7 pm – Take warm up class taught by one of the artistic staff.
7:45 pm – Get into costume and do any last minute things before going to the side of the stage to wait for the show to start.
8:15 pm – The show begins!
9:15 pm – Honestly at this point I’m pretty tired and don’t know what time the show ends ever. I get changed hop in the car and drive home because bed time awaits.
9:45 pm – Arrive back home and close up the day. Taking a shower is first on the list, getting into something comfortable and getting some dinner ready follows. Tonight is some roast chicken and salad, which is also leftover from the previous day. Leftovers and meal prep is great for show weeks.
11:00 pm – After wasting time online it’s time for bed, so we can start all over again in the morning.
Ethan Price as Kastchei in Ib Andersen’s “The Firebird.” Photo by Alexander Iziliaev.
What inspired you to pursue ballet as a career and what has been your favorite thing about being a dancer?
My mother was a dancer throughout her young adult life and thought I might have an interest in it. She put me in classes when I was young and I’ve stuck with it ever since.
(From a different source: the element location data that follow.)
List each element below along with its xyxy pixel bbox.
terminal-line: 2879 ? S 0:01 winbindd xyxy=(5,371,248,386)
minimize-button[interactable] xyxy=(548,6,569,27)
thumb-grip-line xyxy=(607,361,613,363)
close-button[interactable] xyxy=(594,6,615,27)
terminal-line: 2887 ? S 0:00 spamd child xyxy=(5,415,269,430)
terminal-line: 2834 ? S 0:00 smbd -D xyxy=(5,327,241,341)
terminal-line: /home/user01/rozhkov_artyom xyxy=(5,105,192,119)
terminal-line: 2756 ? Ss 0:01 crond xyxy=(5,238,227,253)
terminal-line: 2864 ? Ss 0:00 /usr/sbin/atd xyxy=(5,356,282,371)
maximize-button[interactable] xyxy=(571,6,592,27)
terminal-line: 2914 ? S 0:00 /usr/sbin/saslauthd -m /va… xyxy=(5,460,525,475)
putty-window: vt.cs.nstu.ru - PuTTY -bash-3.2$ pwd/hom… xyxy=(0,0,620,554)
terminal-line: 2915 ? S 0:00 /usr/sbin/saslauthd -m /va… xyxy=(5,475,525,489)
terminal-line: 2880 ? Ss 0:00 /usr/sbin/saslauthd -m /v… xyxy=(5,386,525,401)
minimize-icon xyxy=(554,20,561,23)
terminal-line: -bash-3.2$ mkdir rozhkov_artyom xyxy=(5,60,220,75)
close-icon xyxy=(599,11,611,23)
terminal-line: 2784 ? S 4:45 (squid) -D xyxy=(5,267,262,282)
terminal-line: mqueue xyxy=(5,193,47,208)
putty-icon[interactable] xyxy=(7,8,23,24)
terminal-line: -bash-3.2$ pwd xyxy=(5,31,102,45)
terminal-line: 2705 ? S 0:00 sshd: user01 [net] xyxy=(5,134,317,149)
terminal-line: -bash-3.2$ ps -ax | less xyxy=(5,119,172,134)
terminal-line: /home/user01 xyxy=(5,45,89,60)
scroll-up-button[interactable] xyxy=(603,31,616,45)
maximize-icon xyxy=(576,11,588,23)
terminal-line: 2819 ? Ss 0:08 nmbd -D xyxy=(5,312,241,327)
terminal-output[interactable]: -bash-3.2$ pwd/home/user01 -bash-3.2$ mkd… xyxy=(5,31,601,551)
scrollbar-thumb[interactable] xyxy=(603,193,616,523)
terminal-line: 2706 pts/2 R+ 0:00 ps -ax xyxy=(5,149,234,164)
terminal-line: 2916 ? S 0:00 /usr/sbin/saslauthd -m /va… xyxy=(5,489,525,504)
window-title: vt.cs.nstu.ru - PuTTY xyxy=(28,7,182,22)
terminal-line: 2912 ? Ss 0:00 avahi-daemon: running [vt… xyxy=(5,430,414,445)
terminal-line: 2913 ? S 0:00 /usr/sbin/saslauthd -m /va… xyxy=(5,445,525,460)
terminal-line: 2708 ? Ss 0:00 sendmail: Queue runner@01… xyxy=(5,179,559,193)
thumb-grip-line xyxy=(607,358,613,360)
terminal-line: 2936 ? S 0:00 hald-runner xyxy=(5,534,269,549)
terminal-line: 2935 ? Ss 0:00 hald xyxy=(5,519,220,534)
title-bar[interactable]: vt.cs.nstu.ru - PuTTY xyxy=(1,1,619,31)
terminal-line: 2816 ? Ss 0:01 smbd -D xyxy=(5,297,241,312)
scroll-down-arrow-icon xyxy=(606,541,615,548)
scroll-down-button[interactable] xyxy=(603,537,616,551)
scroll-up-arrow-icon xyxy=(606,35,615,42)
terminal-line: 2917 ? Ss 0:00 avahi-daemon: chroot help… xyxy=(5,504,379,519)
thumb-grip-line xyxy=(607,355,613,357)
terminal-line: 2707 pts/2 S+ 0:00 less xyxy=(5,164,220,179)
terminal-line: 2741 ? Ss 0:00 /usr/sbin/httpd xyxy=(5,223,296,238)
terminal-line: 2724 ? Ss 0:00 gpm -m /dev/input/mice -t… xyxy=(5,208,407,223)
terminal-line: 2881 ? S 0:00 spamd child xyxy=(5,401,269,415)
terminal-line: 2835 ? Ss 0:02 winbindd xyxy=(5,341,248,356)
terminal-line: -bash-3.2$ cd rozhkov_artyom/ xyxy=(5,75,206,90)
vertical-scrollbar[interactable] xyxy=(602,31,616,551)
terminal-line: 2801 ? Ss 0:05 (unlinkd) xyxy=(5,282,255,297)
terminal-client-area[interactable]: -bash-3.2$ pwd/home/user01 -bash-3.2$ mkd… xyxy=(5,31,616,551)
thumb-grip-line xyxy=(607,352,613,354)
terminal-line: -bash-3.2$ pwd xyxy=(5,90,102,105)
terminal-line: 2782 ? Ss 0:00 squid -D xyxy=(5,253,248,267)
Even though there’s a lot of stress that comes with being a professional dancer and it’s easy to psych yourself out at times, my favorite thing is the fact that I get to go to work everyday and do exactly what I want to be doing.
With ballet being to demanding on the body, how do you take care of your body especially during show weeks?
During show weeks I like to do lighter workouts to keep my body moving, but make sure I’m not adding additional stress onto my body. I like to focus a lot on keeping my legs loose and limber. I tend to get very tight in my lower legs, and excess tension can lead to additional problems elsewhere, so it’s best to stop the problem before it starts.
Have you had any injuries?
I have dislocated my shoulder twice now – it happened a couple of nights ago during Eroica. It can be scary after the fact, but it just makes you be more conscious of how you’re working with your partner for the safety of both of you.
Who is your ballet inspiration?
There’s not one specifically – I like it all. There’s so many beautiful dancers out there and so many unique stories to be told. That’s on of the incredible things about ballet. It’s such a personal art form that two people really can’t ever replicate the same performance. It has to be true to yourself, or else no one will be able to connect with it.
What has been your most rewarding experience on stage?
I’ve been very fortunate with the works that I’ve been able to perform over the past couple of years. I think that whatever I’m working on has to be the most rewarding. If it’s not, if I’m looking to the past as a time that was better than the present, then I will be resigning myself to the idea that I’ve “made it” somewhere. I’m still way too young and have way too much to work on before I can get sentimental.
What do you like to do outside of dance?
I like to draw. I’ve only started last season, but it’s a lot of fun to see the progress you can make in something over time. Specially something with such visible sings of improvement.
Any plans for the summer?
This summer I’m going to be a chaperone at The Washington Ballet summer intensive where I will be able to say in shape and take classes. Ballet never really stops once you’re this far in.
Any advice for aspiring dancers?
You get out what you put in. Your’e going to have to make sacrifices, you’re going to be tired and get hurt, and you might often wonder whether or not you really want to pursue such an unforgiving career. But if you put in the work everyday you’ll come out on the other side.